Let n be an integer greater than 2. A positive integer is said to be attainable if it is 1 or can be obtained from 1 by a sequence of operations with the following properties: (i) The first operation is either addition or multiplication. (ii) Thereafter, additions and multiplications are used alternately. (iii) In each addition one can choose independently whether to add 2 or n. (iv) In each multiplication, one can choose independently whether to mul- tiply by 2 or by n.

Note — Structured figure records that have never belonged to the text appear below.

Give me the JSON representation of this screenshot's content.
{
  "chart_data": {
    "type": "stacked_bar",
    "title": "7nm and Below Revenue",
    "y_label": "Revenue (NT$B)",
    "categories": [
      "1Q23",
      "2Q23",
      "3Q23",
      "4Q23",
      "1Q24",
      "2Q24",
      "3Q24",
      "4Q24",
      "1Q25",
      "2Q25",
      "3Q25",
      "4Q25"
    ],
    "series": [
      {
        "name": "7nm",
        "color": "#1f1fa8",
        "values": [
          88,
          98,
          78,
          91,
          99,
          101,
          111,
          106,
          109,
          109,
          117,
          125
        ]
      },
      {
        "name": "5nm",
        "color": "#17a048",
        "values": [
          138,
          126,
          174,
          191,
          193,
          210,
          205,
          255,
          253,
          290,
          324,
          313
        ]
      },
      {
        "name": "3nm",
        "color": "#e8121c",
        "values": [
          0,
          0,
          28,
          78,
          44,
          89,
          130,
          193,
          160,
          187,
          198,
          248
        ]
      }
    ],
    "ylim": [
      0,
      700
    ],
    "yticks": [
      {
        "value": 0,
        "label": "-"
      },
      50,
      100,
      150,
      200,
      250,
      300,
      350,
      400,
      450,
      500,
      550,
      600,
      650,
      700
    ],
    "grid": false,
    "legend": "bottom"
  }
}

A positive integer that cannot be so obtained is said to be unattainable. (a) Prove that if n \geq9, there are infinitely many unattainable positive integers. (b) Prove that if n = 3, all positive integers except 7 are attainable.

Solution

(a) If n is even, then every odd integer is unattainable. Assume that n \geq9 is odd. Let a be obtained by addition from some b, and b from c by multiplication. Then a is 2c + 2, 2c + n, nc + 2, or nc + n, and is in every case congruent to 2c + 2 modulo n −2. In particular, if a \equiv−2 (mod n −2), then also b \equiv−4 and c \equiv−2 (mod n −2). Now consider any a = kn(n−2)−2, where k is odd. If it is attainable, but not divisible by 2 or n, it must have been obtained by addition. Thus all predecessors of a are congruent to either −2 or −4 (mod n −2), and none of them equals 1, a contradiction. (b) Call an attainable number addy if the last operation is addition, and multy if the last operation is multiplication. We prove the following claims by simultaneous induction on k: (1) n = 6k is both addy and multy; (2) n = 6k + 1 is addy for k \geq2; (3) n = 6k + 2 is addy for k \geq1; (4) n = 6k + 3 is addy; (5) n = 6k + 4 is multy for k \geq1; (6) n = 6k + 5 is addy. The cases k \leq1 are easily verified. For k \geq2, suppose all six state- ments hold up to k −1.

Since 6k −3 is addy, 6k is multy. Next, 6k−2 is multy, so both 6k = (6k−2)+2 and 6k+1 = (6k−2)+3 are addy. Since 6k is multy, both 6k + 2 and 6k + 3 are addy. Number 6k + 4 = 2 \cdot (3k + 2) is multy, because 3k + 2 is addy (being either 6l + 2 or 6l + 5). Finally, we have 6k + 5 = 3 \cdot (2k + 1) + 2. Since 2k + 1 is 6l + 1, 6l + 3, or 6l + 5, it is addy except for 7. Hence 6k + 5 is addy except possibly for 23. But 23 = ((1 \cdot 2 + 2) \cdot 2 + 2) \cdot 2 + 3 is also addy. This completes the induction. Now 1 is given and 2 = 1 \cdot 2, 4 = 1 + 3. It is easily checked that 7 is not attainable, and hence it is the only unattainable number.